To be clear: Of course I would give away my contributions to an OSS product, but I also want to be free, to use OSS in commercial products without need to fear that I loose my own rights.

GPL here is just difficult and when lawyers have to decide about software, anything can happen (as in the patent-wars).

Any company that arbitrary limit themselves will be at an disadvantage to their competitors. LAMP for example include GPL products and avoiding it can be more costly and time consuming than the alternative (hosting solutions with LAMP for example).

A great example of such competitive environment is game development where you can't let religious fear of licenses get in the way. If a license is compatible with the business model then use it, and if not then try to get the developer to give you an exception. Development time is precious in getting the product released in the right time window and in a stable state. Studios can't afford skipping GPL development tools (which would not be part of the end product) or LGPL libraries (unless constrained by aspects shared by the competition), as the risk to the company from delayed release is significant higher than the cost of having a lawyer go through a license and confirm if it will impact the model for releasing the game. As a result many AAA games are released with a huge list of free and open source libraries.

But if you are an incumbent holder in a market with very little competition, then you can have policy against licenses and do well. What would an extra month of development for iphone cost Apple as a company?

> many companies flee from GPL licenses

That's a feature, not a bug. If I release free software and you are unable or unwilling to play fair, I don't __want__ you to use my software.

+1 for keeping the [A]GPL. As I understand it, the CRUD service that backs this would be separate software, which only communicates with this editor through an API, so it would not be affected by ORY's license.

If ORY was a full stack content editing service, rather than just a client with a demo server, then you could still run it unmodified, making it easy to share the source (just link to the official repo). Your other services could either operate on the data being saved by ORY-service, or communicate with it via an HTTP API (whose implementation would be an open component of the ORY-service).

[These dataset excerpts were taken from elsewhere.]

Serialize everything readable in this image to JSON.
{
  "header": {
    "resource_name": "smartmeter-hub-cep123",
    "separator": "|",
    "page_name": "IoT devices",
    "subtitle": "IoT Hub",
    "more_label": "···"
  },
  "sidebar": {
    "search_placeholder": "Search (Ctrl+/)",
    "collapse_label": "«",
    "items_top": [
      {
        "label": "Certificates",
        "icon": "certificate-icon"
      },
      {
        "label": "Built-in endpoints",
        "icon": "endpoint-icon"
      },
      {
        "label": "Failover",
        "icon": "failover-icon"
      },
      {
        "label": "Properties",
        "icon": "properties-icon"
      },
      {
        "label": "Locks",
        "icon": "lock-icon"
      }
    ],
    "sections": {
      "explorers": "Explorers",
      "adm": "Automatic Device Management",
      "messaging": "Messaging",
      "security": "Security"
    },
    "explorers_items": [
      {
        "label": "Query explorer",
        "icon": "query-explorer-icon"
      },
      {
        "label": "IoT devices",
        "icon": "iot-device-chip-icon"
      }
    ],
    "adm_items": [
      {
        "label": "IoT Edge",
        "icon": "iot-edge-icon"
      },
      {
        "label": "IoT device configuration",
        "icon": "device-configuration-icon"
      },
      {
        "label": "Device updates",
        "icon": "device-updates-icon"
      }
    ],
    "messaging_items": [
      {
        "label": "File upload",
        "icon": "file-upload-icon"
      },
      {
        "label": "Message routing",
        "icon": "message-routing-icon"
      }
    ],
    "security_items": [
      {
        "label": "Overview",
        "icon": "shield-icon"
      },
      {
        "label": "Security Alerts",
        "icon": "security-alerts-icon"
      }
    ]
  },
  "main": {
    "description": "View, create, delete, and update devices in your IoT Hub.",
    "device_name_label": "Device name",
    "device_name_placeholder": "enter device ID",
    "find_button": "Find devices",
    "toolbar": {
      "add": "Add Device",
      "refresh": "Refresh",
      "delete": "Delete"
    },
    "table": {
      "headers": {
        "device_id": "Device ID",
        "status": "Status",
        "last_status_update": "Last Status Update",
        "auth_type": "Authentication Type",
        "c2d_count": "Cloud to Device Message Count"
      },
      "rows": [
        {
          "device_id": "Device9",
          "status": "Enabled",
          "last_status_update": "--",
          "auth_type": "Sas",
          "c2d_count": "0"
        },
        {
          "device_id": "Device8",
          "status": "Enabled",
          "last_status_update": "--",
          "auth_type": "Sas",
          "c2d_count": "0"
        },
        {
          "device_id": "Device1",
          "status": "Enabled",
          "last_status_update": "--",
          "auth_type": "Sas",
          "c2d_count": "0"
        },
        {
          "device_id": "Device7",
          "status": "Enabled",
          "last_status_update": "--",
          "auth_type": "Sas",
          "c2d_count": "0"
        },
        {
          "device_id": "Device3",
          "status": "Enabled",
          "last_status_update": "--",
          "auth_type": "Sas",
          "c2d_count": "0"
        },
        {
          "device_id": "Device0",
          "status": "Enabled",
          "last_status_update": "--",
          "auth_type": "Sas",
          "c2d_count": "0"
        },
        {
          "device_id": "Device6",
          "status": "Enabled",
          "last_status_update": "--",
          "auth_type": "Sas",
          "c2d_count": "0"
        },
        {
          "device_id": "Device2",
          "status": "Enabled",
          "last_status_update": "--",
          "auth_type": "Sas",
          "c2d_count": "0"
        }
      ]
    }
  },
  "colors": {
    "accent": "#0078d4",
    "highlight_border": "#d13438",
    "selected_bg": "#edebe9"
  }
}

But once again, your own software would not fall under the AGPL, because they do not extend, or trivially wrap, ORY.

The only way an AGPL license would force a user of ORY to share their own code, would be if they forked ORY and extended its own codebase, or wrapped it in a trivial adaptor for some framework or platform, e.g. a Wordpress plugin.

IANAL, and the AGPL is a long read, but I do feel like I understood it, and could use this alongside closed-source services.